Heart Rate Training Zone

Author: Richard Weil, MEd, CDE
Medical Editor: William C. Shiel Jr., MD, FACP, FACR

It seems as though the concept of a heart rate training zone has been around forever. But I wonder how many people really understand how it works. In this article, I discuss the concept and how to determine your own zone.

The Main Idea

A heart rate training zone is a range that defines the upper and lower limits of training intensities. It is calculated using an age-related predicted maximum heart rate (HRmax) and a special equation called heart rate reserve (see "Calculating a Target Heart Rate Zone" below). The values are expressed as a percentage of maximum heart rate (for example, 70% of HRmax), and the range is based on (1) metabolic systems in your body that fuel your muscles during exercise, and (2) how hard you want to train. Training from 40% to 85% of HRmax is aerobic exercise ("cardio"). Aerobic means "with oxygen." Training above 85% of HRmax is anaerobic exercise. Anaerobic means "without oxygen."

The primary fuel during aerobic and anaerobic training is fat and carbohydrate, respectively, but it is very important to understand that both fuels are burned simultaneously at virtually all levels of exercise; it is not just one fuel or the other, except at the very highest intensities (close to 100% of HRmax). Resistance exercise and sprinting are examples of anaerobic training, whereas walking and jogging are typically considered aerobic, although you could walk or jog fast enough to make it anaerobic. It's likely that you are working anaerobically (above 85%) if you're out of breath during a workout and working aerobically (less than 85%) if you're only slightly out of breath.

Maximum Heart Rate

HRmax is calculated by subtracting age from 220. The equation "220-age" yields an estimate only, since there is variability in maximum heart rates (see "Errors in Predicting Maximum Heart Rate" below). HRmax is biologically determined and declines as you age, and the correlation to age is strong; that is, if a large number of 20-75-year-old individuals walked on a treadmill to exhaustion to reach their HRmax, the distribution of heart rates would range from approximately 200 bpm (beats per minute) for the 20-year-olds down to 145 bpm  for the 75-year-olds.

What Range Should I Train At?

Most people train within an aerobic exercise training zone (40% to 85% of HRmax). Aerobic capacity (endurance) will improve faster if you train closer to 85% than if you train at 65%, but some individuals don't have the capacity to start training at 85%, or they simply prefer to start training at lower values and gradually increase the intensity over the time. Some individuals may even need to start at levels as low as 40% or 50%, depending on their age, level of fitness, or body weight. But the level that you start at isn't all that relevant. What matters most is that you get started, and then over time, as your endurance improves, you can gradually increase the intensity.

The body accommodates to both low- and high-intensity workouts by increasing the activity of respiratory enzymes and other biochemical reactions in the muscles. Anaerobic training-like intervals and speed work are helpful if you want to improve your time or perform optimally in an event like a 10K run or a 50-mile bike ride because the training prepares your body for the specific anaerobic demands of the event (like when you have to sprint or climb a hill). This type of training, called "specificity of training," is effective because it mimics the type of exertion experienced during the event.

On the other hand, if health and general levels of fitness are the goal, and not performance in a road race, then there's no need to train anaerobically unless you like to push. Instead, substantial gains in health and fitness can be accrued by aerobic training between 40% and 85% of HRmax. Volumes of research prove this.

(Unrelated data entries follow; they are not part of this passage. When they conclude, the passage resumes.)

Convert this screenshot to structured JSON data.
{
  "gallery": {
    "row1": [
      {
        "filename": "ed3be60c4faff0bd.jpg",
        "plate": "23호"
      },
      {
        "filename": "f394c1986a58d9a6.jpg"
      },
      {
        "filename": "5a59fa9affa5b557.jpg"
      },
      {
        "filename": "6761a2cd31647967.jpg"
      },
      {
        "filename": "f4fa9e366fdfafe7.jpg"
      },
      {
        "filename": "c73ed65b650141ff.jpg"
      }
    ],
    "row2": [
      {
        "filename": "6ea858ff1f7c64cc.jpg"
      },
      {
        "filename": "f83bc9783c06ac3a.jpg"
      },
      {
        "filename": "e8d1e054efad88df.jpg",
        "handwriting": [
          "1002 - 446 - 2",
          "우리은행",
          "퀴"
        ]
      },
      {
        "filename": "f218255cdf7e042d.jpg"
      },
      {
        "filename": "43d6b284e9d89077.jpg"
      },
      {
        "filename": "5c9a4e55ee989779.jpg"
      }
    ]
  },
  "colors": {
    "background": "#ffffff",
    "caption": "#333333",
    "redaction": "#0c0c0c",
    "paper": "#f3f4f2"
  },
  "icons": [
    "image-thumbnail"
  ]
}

A traditional method of aerobic training is to start at the low end of the aerobic training range, say 50% or 60%, and as training continues and the heart and muscles adapt to the challenge, the intensity is progressively increased. For example, a sedentary individual might start at 60% of HRmax and remain at that level for four weeks, and then during the fifth week increase the intensity to 65% (increases of 10% of intensity and/or duration is the standard recommendation). Again, the body accommodates to the work over time, and when higher levels of fitness are desired, the intensity needs to be increased. Training heart rate zones offer a quantifiable method of guiding workouts and determining exercise intensity.